Как будто всю ночь бессонница,
Всю долгую жизнь бессонница.
Под тридцать им – вы ровесники —
Их лица гнетут оскалами:
Ощерятся и прищурятся,
Увидев тебя на улице,
Схватив за рукав обтрепанный,
Прижмутся губами лживыми:
«Зачем идешь за наживою»?
И крыльев вороньих хлопанье
На плечи скользнет веригами —
Седыми как пепел хлопьями,
Папирусами и книгами,
Пустынным песком и топями,
Обглоданными ковригами,
Пожарами и потопами…
Обещанные предвестники
Приходят всегда усталыми
«Кофе и шоколадки, виски и сигареты…»
Кофе и шоколадки, виски и сигареты…
ЗОЖ – это очень круто, если о нем читать.
В нашем усталом мире – праздники и приметы,
И календарь традиций, и для стихов тетрадь.
Это когда нам было пьяные восемнадцать,
Что-то стучалось в окна, плакало в домофон.
Нынче стучится тридцать. Нечего тут бояться,
Все, что не вспомнишь завтра,
просто забей в смартфон.
Нет никаких депрессий и никаких страданий,
Ездим в такси с работы, ходим раз в год в кино.
Трепет любви, конечно, лучше, чем секс по пьяни,
Только я этот трепет не ощущал давно.
Есть для свиданий с прошлым —
«Ласточки» на вокзалах,
Для разговоров долгих – мессенджеры и чат.
Это назад лет десять сердце огнем терзало,
Чувства с ума сводили. В тридцать они молчат.
«Исчезнет звук моих шагов среди высоких стен…»
Исчезнет звук моих шагов среди высоких стен,
И только выгоревший быт останется взамен:
Здесь стул стоял, и стол стоял, и ноутбук на нём,
И в кресле с пледом шерстяным я отдыхала днём.
Полупустой огромный шкаф, полупустой комод:
Однажды в эту пустоту другой жилец придёт.
Повесит куртку на крючок, протянет провода
И ототрёт мои шаги от пола без следа.
Но я жила когда-то здесь, и память обо мне
Впиталась дымом в потолок, гвоздём торчит в стене.
И ничего не изменить, хоть дом сожги дотла,
Ведь в месте этом часть меня когда-то умерла.
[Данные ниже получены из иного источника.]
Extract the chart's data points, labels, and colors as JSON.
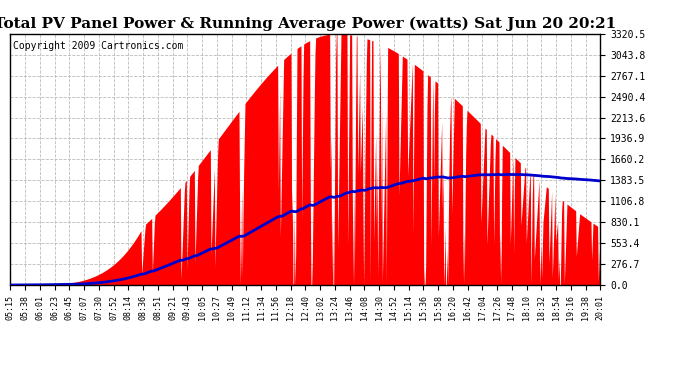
{
  "title": "Total PV Panel Power & Running Average Power (watts) Sat Jun 20 20:21",
  "copyright": "Copyright 2009 Cartronics.com",
  "bg_color": "#ffffff",
  "plot_bg_color": "#ffffff",
  "y_max": 3320.5,
  "y_min": 0.0,
  "y_ticks": [
    0.0,
    276.7,
    553.4,
    830.1,
    1106.8,
    1383.5,
    1660.2,
    1936.9,
    2213.6,
    2490.4,
    2767.1,
    3043.8,
    3320.5
  ],
  "x_labels": [
    "05:15",
    "05:38",
    "06:01",
    "06:23",
    "06:45",
    "07:07",
    "07:30",
    "07:52",
    "08:14",
    "08:36",
    "08:51",
    "09:21",
    "09:43",
    "10:05",
    "10:27",
    "10:49",
    "11:12",
    "11:34",
    "11:56",
    "12:18",
    "12:40",
    "13:02",
    "13:24",
    "13:46",
    "14:08",
    "14:30",
    "14:52",
    "15:14",
    "15:36",
    "15:58",
    "16:20",
    "16:42",
    "17:04",
    "17:26",
    "17:48",
    "18:10",
    "18:32",
    "18:54",
    "19:16",
    "19:38",
    "20:01"
  ],
  "fill_color": "#ff0000",
  "line_color": "#0000cc",
  "grid_color": "#bbbbbb",
  "title_color": "#000000",
  "title_fontsize": 11,
  "copyright_fontsize": 7
}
«То ли вешать, то ли вешаться…»
То ли вешать, то ли вешаться
Нам судьбою суждено.
Смотрим в небо на Медведицу
Через грязное окно.
Мертвых звезд огни зернистые
Ничего не говорят.
Зря им молимся неистово,
Ловим их ответный взгляд:
Вдруг для дел великих избраны
И не зря отмерен срок?
Ждем, что нам укажут истинный
Путь средь множества дорог.
«Это сначала было больно и горячо…»
Это сначала было больно и горячо.
А потом пришла амнезия или усталость,
Стёрла шрамы с кожи, сжала на миг плечо,
Прошептала: «смотри, ничего почти не осталось».
Как огонь утих, как волна откатилась прочь,
Как закат пылающий в сумерках растворился.
И вокруг тишина, вокруг пустота и ночь.
Даже трудно вспомнить, отчего так страдал и злился.
Проведешь по коже: гладкой и неживой,
Хоть рубцов не видно – не чувствует и не дышит.
Начинаешь жить – разумом, головой,
Раньше спать ложишься, поёшь все реже и тише.
Ночь внутри оживает множеством голосов,
Жаждет вновь столкнуть в живое пёстрое пламя.
И сансары крутится, крутится колесо,
И ты снова берешь безжалостный жар руками.